A small production company in Starkville is proving that the latest techniques in video can be combined with the satisfying quality of life found in Mississippi while extending its professional reach far beyond the state boundaries.
Broadcast Media Group is a Starkville success story. Started by Robbie Coblentz, the full-service video production company entered the Starkville Enterprise Center in 1996 and was the business incubator’s first graduate in 1998. With Coblentz as president/CEO, the group now has five employees and purchased their own building in 2001.
“I cannot overstate the importance of the Enterprise Center. Without them, we would not be where we are today,” he said. “We’ve made the journey from incubator to renter to commercial property owner. With the available technology, we can service clients all over the South and Midwest.”
Broadcast Media Group provides video production, DVD authoring and duplication services. They can write and edit scripts and bring them to the screen whether it’s partnering with advertising agencies or doing it solo.
“It depends on what the client wants. We sit down with them and ascertain what their needs are,” he said. “We create it and give them the look they want.”
The group has shot video in Kansas City, Las Vegas, Birmingham, Huntsville, Mobile and Washington, D.C., in the past year. They are currently working with clients in St. Louis and Nashville.
Getting back home
“When it’s done, we come home to Mississippi,” Coblentz said. “There’s a preconceived notion that everyone leaves small town Mississippi, but in this case clients come to us. We have folks in the state who can do things.”

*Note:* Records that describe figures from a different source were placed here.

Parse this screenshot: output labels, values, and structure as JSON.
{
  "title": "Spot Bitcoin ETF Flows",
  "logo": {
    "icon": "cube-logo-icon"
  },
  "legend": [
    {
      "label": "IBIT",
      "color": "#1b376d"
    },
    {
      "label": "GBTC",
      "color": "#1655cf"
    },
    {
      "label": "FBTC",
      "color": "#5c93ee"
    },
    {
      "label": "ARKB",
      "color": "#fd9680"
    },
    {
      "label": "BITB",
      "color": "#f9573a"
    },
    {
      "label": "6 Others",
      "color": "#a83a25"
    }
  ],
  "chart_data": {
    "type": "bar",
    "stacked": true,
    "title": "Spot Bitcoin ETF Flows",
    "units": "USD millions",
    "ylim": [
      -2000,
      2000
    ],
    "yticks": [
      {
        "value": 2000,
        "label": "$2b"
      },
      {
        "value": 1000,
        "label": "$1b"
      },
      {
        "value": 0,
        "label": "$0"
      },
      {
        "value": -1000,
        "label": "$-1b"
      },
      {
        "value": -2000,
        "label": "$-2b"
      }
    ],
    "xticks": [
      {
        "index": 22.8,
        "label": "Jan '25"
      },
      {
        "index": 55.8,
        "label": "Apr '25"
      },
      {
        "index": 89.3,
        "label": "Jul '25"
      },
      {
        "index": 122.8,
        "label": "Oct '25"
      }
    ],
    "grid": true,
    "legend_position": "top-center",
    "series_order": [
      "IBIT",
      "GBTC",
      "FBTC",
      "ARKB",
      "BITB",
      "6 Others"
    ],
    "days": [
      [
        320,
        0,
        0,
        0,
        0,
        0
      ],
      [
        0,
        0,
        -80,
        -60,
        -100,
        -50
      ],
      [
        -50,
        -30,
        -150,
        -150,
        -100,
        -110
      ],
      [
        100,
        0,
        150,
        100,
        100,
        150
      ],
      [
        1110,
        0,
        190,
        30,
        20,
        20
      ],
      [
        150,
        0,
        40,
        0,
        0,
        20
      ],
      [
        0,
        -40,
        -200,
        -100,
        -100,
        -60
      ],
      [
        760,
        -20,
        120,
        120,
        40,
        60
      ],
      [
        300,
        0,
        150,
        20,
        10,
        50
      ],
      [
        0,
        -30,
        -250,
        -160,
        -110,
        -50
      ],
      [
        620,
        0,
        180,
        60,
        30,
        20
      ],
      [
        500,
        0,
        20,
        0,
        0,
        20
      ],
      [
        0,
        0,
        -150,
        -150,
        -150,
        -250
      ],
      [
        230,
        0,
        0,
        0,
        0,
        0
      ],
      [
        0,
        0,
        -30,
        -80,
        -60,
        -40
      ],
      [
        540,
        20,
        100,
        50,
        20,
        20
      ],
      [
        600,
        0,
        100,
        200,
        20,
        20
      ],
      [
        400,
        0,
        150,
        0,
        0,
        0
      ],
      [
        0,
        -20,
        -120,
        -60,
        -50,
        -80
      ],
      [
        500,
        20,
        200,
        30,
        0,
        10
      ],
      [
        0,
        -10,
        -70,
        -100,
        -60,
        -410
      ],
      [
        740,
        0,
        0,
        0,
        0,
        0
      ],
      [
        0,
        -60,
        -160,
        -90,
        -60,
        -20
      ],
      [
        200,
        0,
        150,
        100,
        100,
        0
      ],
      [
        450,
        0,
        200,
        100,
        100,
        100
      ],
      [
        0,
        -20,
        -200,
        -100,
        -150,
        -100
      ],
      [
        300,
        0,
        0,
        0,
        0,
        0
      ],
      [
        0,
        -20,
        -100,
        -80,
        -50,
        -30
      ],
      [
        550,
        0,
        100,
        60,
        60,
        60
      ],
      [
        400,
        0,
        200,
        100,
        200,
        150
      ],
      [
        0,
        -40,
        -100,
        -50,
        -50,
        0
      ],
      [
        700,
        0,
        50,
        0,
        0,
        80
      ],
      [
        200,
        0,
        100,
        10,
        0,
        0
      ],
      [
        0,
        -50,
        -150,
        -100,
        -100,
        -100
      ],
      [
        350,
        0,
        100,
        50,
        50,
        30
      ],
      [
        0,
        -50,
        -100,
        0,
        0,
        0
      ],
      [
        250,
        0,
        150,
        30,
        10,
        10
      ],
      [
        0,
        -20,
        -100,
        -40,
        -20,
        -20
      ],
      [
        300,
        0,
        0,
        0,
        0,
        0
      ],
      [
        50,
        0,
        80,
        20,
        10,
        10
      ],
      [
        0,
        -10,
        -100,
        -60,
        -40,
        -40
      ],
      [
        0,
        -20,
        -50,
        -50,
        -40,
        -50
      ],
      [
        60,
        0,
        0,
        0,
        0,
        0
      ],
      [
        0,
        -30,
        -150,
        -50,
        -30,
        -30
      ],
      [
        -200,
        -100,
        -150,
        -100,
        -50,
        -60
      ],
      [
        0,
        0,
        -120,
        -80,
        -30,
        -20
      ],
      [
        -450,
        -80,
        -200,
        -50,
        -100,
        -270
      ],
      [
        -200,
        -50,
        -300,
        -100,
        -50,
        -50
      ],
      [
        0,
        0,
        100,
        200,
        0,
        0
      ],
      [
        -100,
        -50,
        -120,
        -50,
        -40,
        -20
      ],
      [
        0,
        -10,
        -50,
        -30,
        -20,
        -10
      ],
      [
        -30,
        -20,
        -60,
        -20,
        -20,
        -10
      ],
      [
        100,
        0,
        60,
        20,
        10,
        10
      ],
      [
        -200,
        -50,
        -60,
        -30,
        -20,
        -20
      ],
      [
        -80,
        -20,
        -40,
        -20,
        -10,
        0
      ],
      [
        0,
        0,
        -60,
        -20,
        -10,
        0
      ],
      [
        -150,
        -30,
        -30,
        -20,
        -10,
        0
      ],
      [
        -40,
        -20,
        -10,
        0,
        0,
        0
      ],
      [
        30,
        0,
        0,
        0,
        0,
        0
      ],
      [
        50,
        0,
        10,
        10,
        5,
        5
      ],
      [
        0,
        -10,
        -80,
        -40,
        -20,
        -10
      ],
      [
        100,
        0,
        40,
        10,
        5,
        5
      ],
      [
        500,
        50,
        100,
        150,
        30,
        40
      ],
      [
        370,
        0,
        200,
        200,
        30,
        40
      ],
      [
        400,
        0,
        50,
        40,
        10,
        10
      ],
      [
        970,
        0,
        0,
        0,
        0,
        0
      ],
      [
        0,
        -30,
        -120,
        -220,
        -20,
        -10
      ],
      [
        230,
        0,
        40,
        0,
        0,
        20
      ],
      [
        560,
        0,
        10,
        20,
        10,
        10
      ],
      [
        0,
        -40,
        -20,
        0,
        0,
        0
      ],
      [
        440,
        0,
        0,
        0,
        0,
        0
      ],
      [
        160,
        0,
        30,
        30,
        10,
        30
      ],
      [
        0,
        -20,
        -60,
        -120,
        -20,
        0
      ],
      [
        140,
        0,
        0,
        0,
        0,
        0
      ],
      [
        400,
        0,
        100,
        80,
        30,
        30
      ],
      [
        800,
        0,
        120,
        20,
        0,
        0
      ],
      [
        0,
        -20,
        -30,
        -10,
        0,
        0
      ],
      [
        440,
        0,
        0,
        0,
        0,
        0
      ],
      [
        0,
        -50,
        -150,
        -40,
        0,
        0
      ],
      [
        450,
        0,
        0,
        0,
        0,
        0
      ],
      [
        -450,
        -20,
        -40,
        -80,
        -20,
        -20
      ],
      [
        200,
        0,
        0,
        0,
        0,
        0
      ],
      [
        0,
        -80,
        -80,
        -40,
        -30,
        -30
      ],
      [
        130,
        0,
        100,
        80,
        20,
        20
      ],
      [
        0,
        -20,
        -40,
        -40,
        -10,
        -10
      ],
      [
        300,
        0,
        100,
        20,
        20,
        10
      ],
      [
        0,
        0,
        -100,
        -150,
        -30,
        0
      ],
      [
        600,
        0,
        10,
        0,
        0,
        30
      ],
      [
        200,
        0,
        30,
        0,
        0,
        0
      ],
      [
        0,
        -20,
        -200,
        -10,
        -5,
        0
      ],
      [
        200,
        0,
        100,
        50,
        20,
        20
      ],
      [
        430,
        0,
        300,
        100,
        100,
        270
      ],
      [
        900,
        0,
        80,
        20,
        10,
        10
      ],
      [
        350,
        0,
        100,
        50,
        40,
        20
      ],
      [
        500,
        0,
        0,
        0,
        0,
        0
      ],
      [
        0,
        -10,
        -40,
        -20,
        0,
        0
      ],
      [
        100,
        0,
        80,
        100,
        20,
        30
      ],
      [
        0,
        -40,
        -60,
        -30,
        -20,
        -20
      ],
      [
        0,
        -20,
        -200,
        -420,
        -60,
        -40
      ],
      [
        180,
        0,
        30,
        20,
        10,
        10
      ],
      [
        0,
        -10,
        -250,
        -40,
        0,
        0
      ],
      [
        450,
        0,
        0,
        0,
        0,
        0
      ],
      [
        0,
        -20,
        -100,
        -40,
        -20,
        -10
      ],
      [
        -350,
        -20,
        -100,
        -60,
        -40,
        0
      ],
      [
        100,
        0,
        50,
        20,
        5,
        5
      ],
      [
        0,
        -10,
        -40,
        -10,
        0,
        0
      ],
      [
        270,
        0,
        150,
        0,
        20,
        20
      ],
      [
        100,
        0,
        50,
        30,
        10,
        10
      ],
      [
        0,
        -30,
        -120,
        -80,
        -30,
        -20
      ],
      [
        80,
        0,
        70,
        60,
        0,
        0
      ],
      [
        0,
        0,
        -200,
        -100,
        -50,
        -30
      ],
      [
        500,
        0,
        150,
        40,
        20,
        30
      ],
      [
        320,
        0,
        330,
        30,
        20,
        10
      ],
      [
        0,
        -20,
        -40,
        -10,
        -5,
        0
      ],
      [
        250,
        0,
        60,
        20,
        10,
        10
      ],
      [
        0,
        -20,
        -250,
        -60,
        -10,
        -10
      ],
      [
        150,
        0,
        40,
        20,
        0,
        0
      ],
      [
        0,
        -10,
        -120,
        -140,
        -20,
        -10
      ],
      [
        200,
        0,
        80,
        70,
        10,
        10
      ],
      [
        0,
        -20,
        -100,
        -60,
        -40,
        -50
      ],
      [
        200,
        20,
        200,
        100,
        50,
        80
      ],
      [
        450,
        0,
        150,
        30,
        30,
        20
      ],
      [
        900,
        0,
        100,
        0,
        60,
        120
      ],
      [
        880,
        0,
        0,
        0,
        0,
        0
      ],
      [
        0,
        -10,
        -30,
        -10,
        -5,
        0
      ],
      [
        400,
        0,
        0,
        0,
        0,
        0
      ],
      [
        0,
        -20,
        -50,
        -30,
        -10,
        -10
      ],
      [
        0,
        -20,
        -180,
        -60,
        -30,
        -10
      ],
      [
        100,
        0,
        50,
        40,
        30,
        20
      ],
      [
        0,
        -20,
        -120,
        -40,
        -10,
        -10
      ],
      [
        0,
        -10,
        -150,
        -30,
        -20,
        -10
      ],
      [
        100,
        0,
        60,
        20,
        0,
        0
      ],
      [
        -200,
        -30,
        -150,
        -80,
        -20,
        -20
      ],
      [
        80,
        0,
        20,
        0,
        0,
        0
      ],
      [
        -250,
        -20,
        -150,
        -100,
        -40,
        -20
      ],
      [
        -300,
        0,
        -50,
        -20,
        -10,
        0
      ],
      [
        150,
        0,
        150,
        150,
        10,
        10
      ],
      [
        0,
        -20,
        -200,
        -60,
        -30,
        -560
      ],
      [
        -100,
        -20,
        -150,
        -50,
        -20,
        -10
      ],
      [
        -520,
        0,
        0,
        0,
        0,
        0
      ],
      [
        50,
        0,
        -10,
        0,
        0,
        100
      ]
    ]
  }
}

That’s where quality of life comes in for Coblentz and his wife, Bonnie, and their two young sons. They made a choice to stay in Starkville when they could have moved to Nashville. Before the boys began school, they spent most of their time at their dad’s office.
“That is one of the neat things of having my own business — being able to dictate life on my own terms,” he said. “We can dictate our lifestyle and still service clients. Our clients know and understand the way this is.”
Coblentz is proud of the work Broadcast Media Group is doing, such as the commercial the firm produced for the North Central Mississippi Regional Cancer Center in Greenwood telling stories of cancer survivors.
“It was neat to hear these stories. For some patients, this place is their last hope. People see it on TV and go there for help,” he said. “We’re doing commercials that don’t just sell a product, but impact lives. That’s very fulfilling.”
Another meaningful project was the video documentary “One Night in March” about the 1963 Mississippi State University basketball team that slipped out of town under cover of darkness to compete in the integrated NCAA tournament during the state’s days of segregation. The video was done to commemorate the 45th anniversary of the event and has been widely distributed and shown on public television.
Broadcast Media Group is currently working on a history of the Tennessee-Tombigbee Waterway that will primarily be shown at museums and possibly on public television. “We’re really getting immersed in it,” Coblentz said. “That’s one of the cool things about this job.”
The group was recently honored with a Silver Telly Award, a competition judged by more than 40 industry professionals. The award is for an environmental educational video produced in conjunction with Bill Hudson & Associates, a Nashville advertising agency.
“Winning the Telly is satisfying and validates us,” Coblentz said. “We did this project for one of the largest ad agencies in Nashville. They have a lot of people doing this kind of thing there and they chose us.”
More to come
Looking ahead, he hopes to do more ad agency and television production. Although it’s easy for anyone to get into video production these days, success comes down to being able to tell a story, he believes.
“That means we have to constantly upgrade our equipment and learn new ways of doing things,” he said. “If you’re standing still, you’re not moving forward.”
Coblentz worked in radio in high school and was bitten by the video bug through an assignment to turn a poem into a music video. He began his college career as an electrical engineering major, but through some writing classes decided to go the way of a liberal arts degree. That’s a background he feels prepared him for the work he’s doing today.
“I tell people I have the best job in the world because I’m able to take my love and passion for visual media and turn it into a business,” he said.